The big step forward in NLP, if it happens, will be devices that you don’t type on, but talk to. They will still make mistakes, just as other people do in your social circle, but you will share with them your thoughts, needs, desires, etc. If this happens, it will create a whole new interface on top of the one we have now and will require an extensive business ecosystem to maintain it. Amazon, for example, is offering $100 million to developers to build on its Amazon Echo/Alexa platform.

DV: Discussions about NLP disrupting business models aren’t new, but this report does seem to indicate that those disruptions will affect not just hourly wage workers but the professional classes. What are the potential consequences and are the industries and the professionals in it cognizant of that?

Tractica: Exactly. Education [for example] is based on a business model developed in the Middle Ages, when information was so scarce and expensive to transfer that you would travel many miles to hear wisdom from the mouths of the learned.

In the future when college students have a question, they may not ask the professor. They may ask their cell phone instead because the phone will presumably do a better job of answering the question for that individual student.

Having mass tutoring will certainly change the role of teachers and professors, although I am not sure it will entirely eliminate it.

[Editor’s note: The same may be said of other professions, as least for now. For example, in this interview about IBM Watson Health’s acquisition of Truven given by Anil Jain, VP of Watson Health, Jain explained that doctors will use Watson to gather data about patients with similar symptoms to an individual they are treating; they’ll review the patient’s condition in the context of related information on everything from procedures to outcomes to medical journal data to better understand their own patient’s problem in order to themselves offer improved diagnoses and treatment.]

DV: Do the positives of growing NLP influence in the world and the digital economy outweigh those negatives?

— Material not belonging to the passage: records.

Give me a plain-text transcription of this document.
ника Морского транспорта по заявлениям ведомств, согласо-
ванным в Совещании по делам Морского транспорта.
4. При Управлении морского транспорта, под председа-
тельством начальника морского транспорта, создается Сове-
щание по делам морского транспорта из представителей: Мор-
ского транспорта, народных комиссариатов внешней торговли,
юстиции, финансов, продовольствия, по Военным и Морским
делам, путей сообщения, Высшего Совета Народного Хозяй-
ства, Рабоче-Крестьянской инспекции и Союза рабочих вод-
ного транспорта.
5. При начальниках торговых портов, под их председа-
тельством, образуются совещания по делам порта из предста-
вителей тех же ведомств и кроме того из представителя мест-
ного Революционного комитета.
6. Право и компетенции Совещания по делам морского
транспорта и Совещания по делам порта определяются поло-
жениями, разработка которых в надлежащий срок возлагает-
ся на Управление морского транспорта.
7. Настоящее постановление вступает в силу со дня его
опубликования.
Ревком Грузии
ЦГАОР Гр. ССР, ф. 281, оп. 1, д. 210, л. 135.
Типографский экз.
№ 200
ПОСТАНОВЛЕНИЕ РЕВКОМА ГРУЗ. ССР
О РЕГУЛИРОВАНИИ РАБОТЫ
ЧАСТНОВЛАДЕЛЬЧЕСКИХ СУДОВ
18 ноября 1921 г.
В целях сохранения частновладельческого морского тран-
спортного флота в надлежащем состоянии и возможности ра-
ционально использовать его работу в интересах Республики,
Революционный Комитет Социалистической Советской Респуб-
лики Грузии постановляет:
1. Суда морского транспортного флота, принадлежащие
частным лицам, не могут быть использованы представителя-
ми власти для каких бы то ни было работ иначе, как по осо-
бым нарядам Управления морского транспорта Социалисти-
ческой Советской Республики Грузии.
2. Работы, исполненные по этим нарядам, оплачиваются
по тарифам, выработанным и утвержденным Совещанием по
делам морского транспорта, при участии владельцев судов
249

Tractica: Yes, the positives will outweigh the negatives, but it won’t be an unalloyed benefit. When the car replaced the horse, there were lots of advantages, and some disadvantages like rush hour and highway fatalities. It will be the same this time, too.

DV: The report also discusses that there is work left to do in NLP to interpret and adapt to human language. What’s the big challenge there?

Tractica: One of the biggest challenges is the need for clean and accurate data. That is such a challenge that I wrote a book, Where Data is Wealth, to examine some of these issues in detail.

DV: Deep Learning models are now commercially practical to be employed in driving NLP that adapts to new conditions, we’re told in the report. How does Deep Learning provide this benefit?

Tractica: Deep Learning is an enabling technology. It does not necessarily do anything that can’t be done in other ways; it just allows it to be done faster, more accurately, and with fewer lines of code.

DV: As you allude to, we’ve seen the AI winter before and there are risks that if NLP doesn’t meet expectations this time around by surmounting its challenges, we may see one again. How big a risk is that?

Tractica: Being old enough to have lived through a couple of AI winters myself already, I would say the risk that it will stop new research entirely is low, but the risk that AI will not meet expectations is very high. That said, it seems to be good enough to be used profitably in such commercial enterprises, as Google, Bridgewater, and Apple are demonstrating. The trick is in picking the right application to use it with. It’s not going to work well with everything.